Hot Crossed Buns are traditional British spiced sweet buns, typically enjoyed around Easter. These soft, fluffy buns are filled with dried currants or raisins and a hint of warming spices like cinnamon, nutmeg, and allspice. A distinctive flour cross is piped on top before baking, and a sweet sugar glaze gives them a shiny finish. Perfect for breakfast or an afternoon treat, best served warm or toasted with butter.


Ingredients

Scale

Dough:

  • 1 cup warm milk (about 110°F)
  • 2 1/4 teaspoons active dry yeast
  • 1/2 cup granulated sugar
  • 4 cups all-purpose flour
  • 1/2 teaspoon salt
  • 1 teaspoon ground cinnamon
  • 1/2 teaspoon ground nutmeg
  • 1/4 teaspoon ground allspice
  • 1/4 cup unsalted butter, softened
  • 2 large eggs
  • 1 cup dried currants or raisins
  • 1/4 cup mixed candied peel (optional)

For the Cross:

  • 1/2 cup all-purpose flour
  • 5–6 tablespoons water

For the Egg Wash:

  • 1 egg yolk mixed with 1 tablespoon water

For the Glaze:

  • 1/4 cup sugar
  • 1/4 cup water


Instructions

  1. Activate Yeast: In a small bowl, combine the warm milk and active dry yeast. Let it sit for 5 to 10 minutes until the mixture becomes foamy, indicating the yeast is active.
  2. Mix Dry Ingredients: In a large mixing bowl, whisk together the all-purpose flour, sugar, salt, ground cinnamon, nutmeg, and allspice to evenly distribute the spices and seasonings.
  3. Combine Dough Ingredients: Add the softened butter, eggs, and the foamy yeast mixture to the dry ingredients. Mix until a soft dough begins to form.
  4. Knead the Dough: Transfer the dough onto a floured surface and knead for 8 to 10 minutes until smooth and elastic.
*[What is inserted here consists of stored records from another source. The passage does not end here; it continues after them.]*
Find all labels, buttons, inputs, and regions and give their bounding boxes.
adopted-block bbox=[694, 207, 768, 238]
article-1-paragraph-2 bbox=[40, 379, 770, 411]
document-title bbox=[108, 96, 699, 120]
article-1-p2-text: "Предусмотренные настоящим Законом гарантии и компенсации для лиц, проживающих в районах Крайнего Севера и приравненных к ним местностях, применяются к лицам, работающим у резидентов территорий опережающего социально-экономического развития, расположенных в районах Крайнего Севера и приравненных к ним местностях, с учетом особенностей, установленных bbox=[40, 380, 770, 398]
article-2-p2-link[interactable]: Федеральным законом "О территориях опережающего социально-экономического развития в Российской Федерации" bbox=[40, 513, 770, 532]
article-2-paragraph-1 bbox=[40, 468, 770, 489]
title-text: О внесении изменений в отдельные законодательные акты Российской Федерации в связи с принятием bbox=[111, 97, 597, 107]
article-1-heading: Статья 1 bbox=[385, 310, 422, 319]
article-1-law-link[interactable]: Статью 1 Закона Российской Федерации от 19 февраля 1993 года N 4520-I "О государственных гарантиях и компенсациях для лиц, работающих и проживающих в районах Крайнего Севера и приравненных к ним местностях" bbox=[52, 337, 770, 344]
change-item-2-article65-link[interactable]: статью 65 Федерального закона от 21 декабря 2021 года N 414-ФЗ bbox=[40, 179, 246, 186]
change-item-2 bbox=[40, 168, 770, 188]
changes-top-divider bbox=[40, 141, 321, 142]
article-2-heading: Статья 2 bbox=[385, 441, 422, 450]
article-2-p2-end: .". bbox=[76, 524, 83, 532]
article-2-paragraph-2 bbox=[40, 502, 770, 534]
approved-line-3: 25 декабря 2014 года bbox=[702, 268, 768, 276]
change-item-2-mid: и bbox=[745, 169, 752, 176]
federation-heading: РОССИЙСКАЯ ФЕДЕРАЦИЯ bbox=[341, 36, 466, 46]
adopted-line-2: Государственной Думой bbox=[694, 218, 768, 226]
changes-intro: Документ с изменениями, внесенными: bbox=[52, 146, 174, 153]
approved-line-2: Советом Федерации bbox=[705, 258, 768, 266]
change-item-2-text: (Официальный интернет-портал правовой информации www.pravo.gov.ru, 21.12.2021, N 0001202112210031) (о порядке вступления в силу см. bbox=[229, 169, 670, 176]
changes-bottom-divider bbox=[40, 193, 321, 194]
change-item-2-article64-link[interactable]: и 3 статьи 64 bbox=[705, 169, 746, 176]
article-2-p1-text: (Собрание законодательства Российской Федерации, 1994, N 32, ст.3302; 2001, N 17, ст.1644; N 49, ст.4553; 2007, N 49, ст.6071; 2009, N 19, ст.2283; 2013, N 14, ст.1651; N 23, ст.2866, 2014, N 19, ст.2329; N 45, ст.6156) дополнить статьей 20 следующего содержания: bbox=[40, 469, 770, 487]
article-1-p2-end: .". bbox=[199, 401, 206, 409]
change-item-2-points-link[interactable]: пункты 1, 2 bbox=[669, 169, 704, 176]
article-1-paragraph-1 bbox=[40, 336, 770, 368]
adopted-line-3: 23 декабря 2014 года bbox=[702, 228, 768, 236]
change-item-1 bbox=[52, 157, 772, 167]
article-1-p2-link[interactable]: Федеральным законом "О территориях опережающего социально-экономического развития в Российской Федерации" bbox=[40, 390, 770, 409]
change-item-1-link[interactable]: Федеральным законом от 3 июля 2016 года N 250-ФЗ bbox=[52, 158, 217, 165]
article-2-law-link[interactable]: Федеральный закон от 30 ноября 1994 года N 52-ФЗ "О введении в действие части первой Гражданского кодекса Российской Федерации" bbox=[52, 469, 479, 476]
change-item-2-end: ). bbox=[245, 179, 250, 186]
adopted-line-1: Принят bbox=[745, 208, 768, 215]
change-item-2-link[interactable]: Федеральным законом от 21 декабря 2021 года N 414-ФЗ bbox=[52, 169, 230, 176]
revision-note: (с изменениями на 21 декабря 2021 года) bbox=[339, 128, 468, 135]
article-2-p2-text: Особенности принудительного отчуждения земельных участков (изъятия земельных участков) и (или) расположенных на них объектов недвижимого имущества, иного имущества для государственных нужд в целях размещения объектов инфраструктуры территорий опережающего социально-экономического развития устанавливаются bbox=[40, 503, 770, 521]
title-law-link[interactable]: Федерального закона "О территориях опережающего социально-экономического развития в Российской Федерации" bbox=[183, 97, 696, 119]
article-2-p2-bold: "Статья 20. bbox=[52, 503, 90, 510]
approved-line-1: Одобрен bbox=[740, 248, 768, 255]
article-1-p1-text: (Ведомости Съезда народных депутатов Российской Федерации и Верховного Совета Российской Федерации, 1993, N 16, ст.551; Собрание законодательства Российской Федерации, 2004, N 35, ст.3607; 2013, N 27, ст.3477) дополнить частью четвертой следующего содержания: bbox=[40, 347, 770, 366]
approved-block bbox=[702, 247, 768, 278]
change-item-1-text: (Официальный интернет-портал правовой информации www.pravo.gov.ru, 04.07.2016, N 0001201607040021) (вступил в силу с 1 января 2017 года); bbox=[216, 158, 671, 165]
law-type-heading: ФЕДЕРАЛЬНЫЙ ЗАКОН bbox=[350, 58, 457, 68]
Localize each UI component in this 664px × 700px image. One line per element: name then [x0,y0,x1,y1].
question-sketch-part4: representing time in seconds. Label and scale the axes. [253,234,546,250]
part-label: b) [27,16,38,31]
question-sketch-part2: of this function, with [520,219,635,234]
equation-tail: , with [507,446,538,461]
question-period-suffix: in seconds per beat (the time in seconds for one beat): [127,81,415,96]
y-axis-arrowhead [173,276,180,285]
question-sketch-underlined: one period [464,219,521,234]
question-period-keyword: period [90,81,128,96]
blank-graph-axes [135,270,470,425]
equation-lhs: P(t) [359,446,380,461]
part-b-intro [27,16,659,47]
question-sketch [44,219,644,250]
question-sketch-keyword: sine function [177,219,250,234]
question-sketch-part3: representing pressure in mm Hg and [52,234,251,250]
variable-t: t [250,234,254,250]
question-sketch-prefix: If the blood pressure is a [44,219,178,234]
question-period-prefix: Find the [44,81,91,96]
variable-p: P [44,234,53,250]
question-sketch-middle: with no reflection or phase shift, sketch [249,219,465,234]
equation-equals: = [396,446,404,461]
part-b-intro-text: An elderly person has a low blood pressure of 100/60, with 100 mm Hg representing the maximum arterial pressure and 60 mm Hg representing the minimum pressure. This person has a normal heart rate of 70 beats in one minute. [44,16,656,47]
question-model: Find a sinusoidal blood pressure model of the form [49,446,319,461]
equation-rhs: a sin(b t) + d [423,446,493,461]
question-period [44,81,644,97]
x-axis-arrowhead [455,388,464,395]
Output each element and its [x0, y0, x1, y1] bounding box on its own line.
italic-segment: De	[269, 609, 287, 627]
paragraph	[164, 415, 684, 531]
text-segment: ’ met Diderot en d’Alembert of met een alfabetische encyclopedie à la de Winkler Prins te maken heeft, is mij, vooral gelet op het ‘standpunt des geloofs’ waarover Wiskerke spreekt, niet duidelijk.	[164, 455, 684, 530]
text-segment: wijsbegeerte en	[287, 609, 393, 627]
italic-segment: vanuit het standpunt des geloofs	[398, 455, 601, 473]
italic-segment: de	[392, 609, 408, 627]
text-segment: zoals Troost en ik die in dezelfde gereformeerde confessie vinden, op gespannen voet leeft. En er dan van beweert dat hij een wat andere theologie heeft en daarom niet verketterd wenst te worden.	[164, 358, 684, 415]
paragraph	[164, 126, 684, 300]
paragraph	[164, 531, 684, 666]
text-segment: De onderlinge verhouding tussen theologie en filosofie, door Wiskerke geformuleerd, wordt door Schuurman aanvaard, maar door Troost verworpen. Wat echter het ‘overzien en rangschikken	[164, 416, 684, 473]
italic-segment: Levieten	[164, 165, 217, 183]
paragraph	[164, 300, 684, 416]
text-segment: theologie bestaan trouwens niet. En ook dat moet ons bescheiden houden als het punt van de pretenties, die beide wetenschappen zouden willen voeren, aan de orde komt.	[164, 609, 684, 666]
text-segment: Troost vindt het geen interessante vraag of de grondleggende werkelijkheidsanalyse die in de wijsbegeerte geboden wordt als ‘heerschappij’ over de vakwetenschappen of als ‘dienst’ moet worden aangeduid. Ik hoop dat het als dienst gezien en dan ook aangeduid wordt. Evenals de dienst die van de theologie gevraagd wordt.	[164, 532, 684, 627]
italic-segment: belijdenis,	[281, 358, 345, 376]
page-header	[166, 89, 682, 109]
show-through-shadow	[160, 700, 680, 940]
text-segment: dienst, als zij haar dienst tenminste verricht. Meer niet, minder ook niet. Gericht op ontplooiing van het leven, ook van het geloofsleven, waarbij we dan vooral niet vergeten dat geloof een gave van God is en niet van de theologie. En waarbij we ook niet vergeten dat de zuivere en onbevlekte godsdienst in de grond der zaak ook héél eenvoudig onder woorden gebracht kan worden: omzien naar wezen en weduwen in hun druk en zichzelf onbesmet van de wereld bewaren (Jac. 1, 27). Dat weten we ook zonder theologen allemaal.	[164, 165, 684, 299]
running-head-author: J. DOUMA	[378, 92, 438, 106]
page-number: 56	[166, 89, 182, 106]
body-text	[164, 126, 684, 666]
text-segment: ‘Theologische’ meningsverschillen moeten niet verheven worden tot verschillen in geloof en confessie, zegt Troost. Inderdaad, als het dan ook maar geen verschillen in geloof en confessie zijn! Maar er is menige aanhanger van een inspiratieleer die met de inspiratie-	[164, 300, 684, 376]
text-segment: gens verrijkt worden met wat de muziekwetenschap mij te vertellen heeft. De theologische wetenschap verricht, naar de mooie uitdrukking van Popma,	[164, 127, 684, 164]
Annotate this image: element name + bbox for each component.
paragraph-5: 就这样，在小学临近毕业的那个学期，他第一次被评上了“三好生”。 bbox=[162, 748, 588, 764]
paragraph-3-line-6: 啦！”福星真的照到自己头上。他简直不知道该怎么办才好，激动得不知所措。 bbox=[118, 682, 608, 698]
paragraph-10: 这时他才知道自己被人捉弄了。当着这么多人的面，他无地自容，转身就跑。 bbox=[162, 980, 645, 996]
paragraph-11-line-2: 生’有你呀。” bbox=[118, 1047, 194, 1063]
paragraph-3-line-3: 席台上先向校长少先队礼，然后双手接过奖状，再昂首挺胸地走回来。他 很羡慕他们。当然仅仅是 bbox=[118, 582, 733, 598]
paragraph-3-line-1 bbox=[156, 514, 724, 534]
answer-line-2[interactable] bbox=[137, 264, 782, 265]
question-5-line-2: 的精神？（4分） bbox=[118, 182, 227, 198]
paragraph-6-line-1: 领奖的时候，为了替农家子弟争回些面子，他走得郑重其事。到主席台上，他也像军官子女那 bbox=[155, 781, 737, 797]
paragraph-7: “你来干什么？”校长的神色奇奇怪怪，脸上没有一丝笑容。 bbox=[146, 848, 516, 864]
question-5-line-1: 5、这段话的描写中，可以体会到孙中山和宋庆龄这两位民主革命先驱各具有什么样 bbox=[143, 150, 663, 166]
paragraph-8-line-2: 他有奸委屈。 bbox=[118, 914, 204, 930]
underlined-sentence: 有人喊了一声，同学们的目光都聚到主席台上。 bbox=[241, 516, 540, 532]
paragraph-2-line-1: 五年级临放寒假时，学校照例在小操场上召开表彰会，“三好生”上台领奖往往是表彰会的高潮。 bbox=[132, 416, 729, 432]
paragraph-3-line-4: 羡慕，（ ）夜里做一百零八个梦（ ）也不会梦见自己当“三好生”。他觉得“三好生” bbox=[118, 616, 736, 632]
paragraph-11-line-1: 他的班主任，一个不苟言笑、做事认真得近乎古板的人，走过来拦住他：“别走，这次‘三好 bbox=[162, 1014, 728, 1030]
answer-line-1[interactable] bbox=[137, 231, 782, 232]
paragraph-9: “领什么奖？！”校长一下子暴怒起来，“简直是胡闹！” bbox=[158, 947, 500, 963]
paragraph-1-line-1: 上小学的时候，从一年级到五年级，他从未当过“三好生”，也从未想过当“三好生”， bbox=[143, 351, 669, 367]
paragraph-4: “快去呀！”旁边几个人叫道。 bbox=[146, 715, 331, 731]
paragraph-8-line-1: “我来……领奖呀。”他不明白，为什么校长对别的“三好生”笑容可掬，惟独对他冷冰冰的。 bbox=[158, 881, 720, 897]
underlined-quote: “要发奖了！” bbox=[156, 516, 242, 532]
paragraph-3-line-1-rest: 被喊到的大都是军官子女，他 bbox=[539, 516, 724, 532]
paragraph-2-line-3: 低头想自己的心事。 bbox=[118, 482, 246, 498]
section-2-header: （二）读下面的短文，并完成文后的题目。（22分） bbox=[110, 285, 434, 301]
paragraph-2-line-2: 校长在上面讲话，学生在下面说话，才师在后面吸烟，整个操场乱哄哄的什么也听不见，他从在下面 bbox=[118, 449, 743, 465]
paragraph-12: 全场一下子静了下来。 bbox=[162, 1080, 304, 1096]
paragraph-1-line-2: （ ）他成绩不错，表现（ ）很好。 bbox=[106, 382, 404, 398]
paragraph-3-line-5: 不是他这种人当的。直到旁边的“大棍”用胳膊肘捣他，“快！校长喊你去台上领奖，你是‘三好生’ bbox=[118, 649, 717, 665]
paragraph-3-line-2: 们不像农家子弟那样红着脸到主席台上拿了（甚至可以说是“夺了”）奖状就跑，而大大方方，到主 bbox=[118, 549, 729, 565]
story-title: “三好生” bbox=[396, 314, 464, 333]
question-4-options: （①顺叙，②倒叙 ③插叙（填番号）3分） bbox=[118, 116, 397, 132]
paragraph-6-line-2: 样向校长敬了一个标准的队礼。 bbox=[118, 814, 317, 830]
Alternatively, use a stand mixer fitted with a dough hook to knead the dough to the same texture.
  5. Add Fruit: Knead in the dried currants or raisins and the mixed candied peel if using, ensuring they are evenly distributed throughout the dough.
  6. First Rise: Place the dough in a greased bowl, cover with a clean cloth or plastic wrap, and let it rise in a warm place for 1 to 1.5 hours, or until it has doubled in size.
  7. Shape Buns: Punch down the risen dough to release air. Divide it into 12 equal portions and shape each into a smooth ball. Arrange the buns on a greased 9×13-inch baking pan, spacing them slightly apart.
  8. Second Rise: Cover the buns and let them rise again for 30 to 45 minutes, until they become puffy and nearly doubled.
  9. Preheat Oven: Preheat your oven to 375°F (190°C) to prepare for baking.
  10. Prepare Cross Paste: Mix the flour and water into a thick paste suitable for piping. Transfer this into a piping bag or small plastic bag with the tip cut off.
  11. Pipe Crosses and Egg Wash: Pipe a cross shape over the top of each bun using the flour paste. Then, brush each bun gently with the egg wash made from egg yolk and water to ensure a shiny, golden crust.
  12. Bake: Bake the buns in the preheated oven for 20 to 25 minutes, or until they turn golden brown and sound hollow when tapped.
  13. Make Glaze: While the buns bake, heat sugar and water together in a small saucepan until the sugar dissolves completely, creating a clear glaze.
  14. Glaze Buns: Immediately after removing the buns from the oven, brush the warm glaze generously over each bun to give a glossy finish.
  15. Cool and Serve: Allow the buns to cool slightly before serving. They are delicious warm or toasted with butter.

Notes

  • For a lighter flavor, omit the mixed candied peel or substitute it with fresh orange zest.
  • These buns are best enjoyed warm or lightly toasted and served with a spread of butter.
  • You can store leftover buns in an airtight container for up to 3 days, or freeze for longer storage.
  • Ensure the milk is warm, not hot, to avoid killing the yeast and hindering the rise.